これはどうにもなりませんな。国家公務員法違反です」監視委員会から通告されてしまった。

 ばれてしまえば抗弁はできない。次官は辞任するし関係した人事課長や隠蔽工作を行った職員も処罰されてしまった。
安倍首相からはすべての省庁で天下り斡旋の事実がないか調査するように指示が出された。
実際はこうした天下りは厳然と行われており、特に高級官僚の唯一の楽しみはこの天下りといっていい。官庁の給与は必ずしも高くはないが天下った民間企業の給与やボーナスは官僚時代に比較すると目も眩むほど高額が多い。
いやいや、これだから官僚をやっていられるんですよ」

 ほとんどの省庁では現職職員が実際にあっせんするようなヘマは行わずOBに専門に委託しているし、5年間の間は関係する企業には天下りさせずいわゆるたらいまわしで無関係な企業に再就職させている。
5年間は我慢してください。そうでないと公務員法違反になります
他の省庁をいくら調査しても尻尾はなかなかつかめないだろう。文部科学省は油断をして「この程度は平気だ」と思っていたようだが、おそらく同じような事例がいくらでもあり今まで監視委員会の網にかからなかったのだろう。
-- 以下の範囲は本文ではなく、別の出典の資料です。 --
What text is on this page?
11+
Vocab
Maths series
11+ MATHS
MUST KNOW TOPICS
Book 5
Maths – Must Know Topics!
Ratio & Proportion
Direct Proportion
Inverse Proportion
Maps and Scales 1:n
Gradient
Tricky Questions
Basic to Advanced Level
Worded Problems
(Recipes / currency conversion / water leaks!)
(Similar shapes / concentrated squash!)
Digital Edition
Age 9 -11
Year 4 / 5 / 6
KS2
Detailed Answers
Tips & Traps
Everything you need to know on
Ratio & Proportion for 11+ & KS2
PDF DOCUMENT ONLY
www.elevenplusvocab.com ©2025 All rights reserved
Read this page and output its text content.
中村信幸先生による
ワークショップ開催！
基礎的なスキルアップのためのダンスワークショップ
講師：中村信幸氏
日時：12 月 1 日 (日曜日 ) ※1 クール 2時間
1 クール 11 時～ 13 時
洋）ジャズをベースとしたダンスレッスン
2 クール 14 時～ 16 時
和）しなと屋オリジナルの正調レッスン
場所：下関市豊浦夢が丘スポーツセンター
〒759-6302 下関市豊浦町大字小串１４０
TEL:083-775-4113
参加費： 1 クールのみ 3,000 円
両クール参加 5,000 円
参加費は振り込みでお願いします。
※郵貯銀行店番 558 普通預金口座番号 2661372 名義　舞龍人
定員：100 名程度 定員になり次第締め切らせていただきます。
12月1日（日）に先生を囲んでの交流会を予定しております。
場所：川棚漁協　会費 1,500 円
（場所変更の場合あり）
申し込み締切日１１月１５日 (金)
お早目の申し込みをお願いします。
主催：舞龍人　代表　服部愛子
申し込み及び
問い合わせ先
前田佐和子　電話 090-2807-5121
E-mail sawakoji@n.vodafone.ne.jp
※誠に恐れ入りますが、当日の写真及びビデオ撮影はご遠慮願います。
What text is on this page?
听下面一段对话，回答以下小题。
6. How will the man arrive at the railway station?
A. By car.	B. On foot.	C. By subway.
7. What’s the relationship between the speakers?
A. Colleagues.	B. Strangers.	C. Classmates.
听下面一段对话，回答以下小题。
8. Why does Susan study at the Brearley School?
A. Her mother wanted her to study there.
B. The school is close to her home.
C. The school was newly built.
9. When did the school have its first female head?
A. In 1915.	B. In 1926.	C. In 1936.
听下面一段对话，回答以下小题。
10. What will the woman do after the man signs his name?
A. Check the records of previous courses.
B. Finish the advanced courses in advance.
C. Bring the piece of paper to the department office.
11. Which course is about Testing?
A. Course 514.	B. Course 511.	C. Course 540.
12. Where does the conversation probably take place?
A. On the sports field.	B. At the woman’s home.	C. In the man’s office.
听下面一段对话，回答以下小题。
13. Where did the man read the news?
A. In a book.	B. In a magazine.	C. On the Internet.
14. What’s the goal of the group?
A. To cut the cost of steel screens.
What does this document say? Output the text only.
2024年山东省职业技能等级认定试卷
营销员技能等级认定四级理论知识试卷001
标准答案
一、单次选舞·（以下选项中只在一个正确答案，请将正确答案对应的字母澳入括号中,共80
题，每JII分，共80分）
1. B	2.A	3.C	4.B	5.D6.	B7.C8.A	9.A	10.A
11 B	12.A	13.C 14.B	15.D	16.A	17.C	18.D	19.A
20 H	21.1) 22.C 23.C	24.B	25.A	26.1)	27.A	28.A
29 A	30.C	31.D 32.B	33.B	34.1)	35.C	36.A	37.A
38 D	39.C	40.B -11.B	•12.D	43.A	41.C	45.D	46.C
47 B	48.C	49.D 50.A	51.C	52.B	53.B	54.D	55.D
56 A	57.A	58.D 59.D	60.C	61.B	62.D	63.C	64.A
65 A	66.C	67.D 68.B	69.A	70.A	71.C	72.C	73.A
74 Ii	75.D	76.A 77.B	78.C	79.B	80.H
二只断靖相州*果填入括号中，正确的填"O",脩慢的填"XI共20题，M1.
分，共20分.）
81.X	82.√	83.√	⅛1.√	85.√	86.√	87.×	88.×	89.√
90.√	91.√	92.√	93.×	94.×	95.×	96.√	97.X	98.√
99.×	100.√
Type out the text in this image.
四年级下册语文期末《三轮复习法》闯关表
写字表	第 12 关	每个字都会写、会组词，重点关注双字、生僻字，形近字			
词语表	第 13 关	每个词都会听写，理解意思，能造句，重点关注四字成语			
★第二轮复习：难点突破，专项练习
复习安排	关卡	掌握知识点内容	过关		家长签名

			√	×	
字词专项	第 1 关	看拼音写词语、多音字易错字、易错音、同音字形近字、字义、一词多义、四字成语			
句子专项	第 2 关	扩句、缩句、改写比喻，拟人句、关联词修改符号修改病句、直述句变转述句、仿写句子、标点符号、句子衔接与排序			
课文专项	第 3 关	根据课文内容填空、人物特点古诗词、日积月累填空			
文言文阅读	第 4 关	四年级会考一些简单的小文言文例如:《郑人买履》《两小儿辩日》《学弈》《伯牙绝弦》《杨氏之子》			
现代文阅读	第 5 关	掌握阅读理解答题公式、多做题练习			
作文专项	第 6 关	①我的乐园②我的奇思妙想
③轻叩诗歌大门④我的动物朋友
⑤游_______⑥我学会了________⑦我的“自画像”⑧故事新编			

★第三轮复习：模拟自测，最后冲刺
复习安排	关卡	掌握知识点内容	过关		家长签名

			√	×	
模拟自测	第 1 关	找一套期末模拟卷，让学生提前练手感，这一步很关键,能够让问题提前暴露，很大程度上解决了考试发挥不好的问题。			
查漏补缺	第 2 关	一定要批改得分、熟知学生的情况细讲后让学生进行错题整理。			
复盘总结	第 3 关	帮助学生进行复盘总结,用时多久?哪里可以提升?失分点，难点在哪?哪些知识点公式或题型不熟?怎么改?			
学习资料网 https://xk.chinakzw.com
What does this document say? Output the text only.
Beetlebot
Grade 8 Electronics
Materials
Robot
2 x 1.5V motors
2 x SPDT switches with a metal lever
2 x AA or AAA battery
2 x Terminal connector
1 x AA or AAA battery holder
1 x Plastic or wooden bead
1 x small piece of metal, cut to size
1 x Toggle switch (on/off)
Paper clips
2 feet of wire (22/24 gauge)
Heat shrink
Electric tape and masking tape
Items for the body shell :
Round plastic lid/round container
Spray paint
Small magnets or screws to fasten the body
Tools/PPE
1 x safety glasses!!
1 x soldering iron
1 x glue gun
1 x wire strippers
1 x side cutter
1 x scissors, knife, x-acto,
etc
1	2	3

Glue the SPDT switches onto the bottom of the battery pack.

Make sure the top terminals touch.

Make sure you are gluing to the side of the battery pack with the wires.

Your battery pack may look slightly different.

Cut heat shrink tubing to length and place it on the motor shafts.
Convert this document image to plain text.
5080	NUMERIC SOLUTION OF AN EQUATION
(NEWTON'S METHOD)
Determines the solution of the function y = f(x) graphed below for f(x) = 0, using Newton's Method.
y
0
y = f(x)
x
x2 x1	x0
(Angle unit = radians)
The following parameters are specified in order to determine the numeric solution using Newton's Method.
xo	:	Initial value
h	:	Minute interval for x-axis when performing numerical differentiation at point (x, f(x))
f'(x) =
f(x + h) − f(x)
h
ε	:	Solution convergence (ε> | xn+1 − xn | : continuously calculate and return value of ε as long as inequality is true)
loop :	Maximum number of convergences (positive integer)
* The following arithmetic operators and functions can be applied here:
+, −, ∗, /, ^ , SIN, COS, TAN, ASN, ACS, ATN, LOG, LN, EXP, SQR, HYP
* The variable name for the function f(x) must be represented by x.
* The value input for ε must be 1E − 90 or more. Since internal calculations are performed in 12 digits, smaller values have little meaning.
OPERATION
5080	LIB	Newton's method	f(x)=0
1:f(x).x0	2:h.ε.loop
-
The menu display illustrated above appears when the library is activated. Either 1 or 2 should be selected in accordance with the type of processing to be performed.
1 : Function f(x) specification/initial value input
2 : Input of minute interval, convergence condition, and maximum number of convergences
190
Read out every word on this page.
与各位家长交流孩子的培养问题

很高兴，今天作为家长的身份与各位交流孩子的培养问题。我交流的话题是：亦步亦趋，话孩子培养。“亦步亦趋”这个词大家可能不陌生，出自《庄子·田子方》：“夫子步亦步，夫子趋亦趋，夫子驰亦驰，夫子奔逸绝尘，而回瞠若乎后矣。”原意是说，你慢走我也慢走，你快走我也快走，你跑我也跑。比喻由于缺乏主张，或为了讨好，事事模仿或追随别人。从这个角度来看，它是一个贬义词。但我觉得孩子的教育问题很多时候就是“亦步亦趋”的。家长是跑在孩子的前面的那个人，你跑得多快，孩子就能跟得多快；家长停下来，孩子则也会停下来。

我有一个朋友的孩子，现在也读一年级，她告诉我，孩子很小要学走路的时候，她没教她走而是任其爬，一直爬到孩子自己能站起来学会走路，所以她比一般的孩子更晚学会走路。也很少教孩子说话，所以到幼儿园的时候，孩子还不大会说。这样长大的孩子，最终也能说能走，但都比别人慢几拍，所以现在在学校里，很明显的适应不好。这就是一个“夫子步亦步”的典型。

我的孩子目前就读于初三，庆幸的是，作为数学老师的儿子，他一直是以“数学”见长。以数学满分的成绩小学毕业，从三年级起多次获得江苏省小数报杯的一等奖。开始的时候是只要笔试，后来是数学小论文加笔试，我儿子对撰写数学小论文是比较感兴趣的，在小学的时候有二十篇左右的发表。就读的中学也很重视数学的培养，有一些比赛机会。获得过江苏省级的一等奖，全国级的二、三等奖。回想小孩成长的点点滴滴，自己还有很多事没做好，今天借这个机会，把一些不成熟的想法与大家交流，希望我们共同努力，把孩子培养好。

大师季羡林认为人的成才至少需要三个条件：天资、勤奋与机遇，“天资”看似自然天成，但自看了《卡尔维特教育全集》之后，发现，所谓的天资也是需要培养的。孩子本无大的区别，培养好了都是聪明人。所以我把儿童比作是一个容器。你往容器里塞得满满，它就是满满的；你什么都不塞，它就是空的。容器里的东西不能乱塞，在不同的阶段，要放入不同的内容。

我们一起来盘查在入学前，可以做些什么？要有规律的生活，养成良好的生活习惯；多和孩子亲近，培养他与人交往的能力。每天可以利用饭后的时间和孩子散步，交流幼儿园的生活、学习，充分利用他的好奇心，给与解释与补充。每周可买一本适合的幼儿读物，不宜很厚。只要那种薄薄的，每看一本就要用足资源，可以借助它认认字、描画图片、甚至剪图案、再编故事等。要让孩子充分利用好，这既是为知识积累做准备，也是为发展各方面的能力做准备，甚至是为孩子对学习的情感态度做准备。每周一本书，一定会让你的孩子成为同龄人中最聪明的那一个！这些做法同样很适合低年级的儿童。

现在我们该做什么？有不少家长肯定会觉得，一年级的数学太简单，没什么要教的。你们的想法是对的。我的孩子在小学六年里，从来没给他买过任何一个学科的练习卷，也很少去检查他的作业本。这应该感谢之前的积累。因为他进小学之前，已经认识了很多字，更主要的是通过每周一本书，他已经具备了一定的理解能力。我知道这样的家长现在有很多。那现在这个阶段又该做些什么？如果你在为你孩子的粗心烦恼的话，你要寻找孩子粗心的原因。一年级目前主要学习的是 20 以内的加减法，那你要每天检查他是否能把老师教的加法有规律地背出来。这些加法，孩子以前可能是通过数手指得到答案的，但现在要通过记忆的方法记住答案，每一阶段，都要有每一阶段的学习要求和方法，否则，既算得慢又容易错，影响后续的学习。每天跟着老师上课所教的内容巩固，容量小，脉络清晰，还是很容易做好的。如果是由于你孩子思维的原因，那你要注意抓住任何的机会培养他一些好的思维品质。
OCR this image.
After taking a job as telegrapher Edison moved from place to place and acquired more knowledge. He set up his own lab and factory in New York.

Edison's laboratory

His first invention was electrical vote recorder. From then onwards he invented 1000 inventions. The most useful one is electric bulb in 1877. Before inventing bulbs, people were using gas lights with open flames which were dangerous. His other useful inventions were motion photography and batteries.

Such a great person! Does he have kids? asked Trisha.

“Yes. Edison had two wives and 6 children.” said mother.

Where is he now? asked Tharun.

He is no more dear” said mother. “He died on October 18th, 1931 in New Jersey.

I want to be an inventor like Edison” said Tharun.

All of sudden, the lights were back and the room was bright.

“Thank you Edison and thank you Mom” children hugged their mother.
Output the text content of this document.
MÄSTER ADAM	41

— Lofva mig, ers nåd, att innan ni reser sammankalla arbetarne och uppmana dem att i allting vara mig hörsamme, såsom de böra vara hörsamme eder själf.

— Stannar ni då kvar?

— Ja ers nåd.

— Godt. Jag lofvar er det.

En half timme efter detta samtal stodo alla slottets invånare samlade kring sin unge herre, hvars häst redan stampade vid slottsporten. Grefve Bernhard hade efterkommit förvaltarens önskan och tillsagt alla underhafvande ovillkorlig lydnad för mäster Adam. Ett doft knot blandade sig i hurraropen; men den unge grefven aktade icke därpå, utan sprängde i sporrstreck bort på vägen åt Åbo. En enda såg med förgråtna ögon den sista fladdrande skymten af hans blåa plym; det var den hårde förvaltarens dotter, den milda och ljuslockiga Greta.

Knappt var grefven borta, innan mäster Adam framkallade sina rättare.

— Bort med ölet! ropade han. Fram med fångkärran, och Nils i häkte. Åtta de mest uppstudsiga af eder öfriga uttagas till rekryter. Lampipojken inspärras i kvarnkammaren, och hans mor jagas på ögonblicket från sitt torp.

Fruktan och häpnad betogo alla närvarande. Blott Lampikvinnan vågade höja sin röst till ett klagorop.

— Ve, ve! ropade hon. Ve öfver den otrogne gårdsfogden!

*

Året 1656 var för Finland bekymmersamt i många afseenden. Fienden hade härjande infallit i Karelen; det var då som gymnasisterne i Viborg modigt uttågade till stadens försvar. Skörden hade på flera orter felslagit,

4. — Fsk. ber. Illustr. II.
 日本の官僚組織からこの天下りを絶滅させるのはかなり大変だ。給与を大企業並みにして定年まで勤めさせればこうした天下りはなくなるが、給与を上げるのは並大抵のことではないからいつまでたっても天下りは止みそうもない。
今回の元教育局長は早稲田大学に退職願を出したが、もともと教授としての知識は皆無なのだから退職するのは当然だが、文部科学省のへまで思わぬところで天下りが発生していたことが国民にばれてしまった。

 早稲田大学は「このような天下りを阻止できなかったことは誠に申し訳ない」と学長が陳謝したが、早稲田でさえこの低落だからほかは推して知るべしということだろう。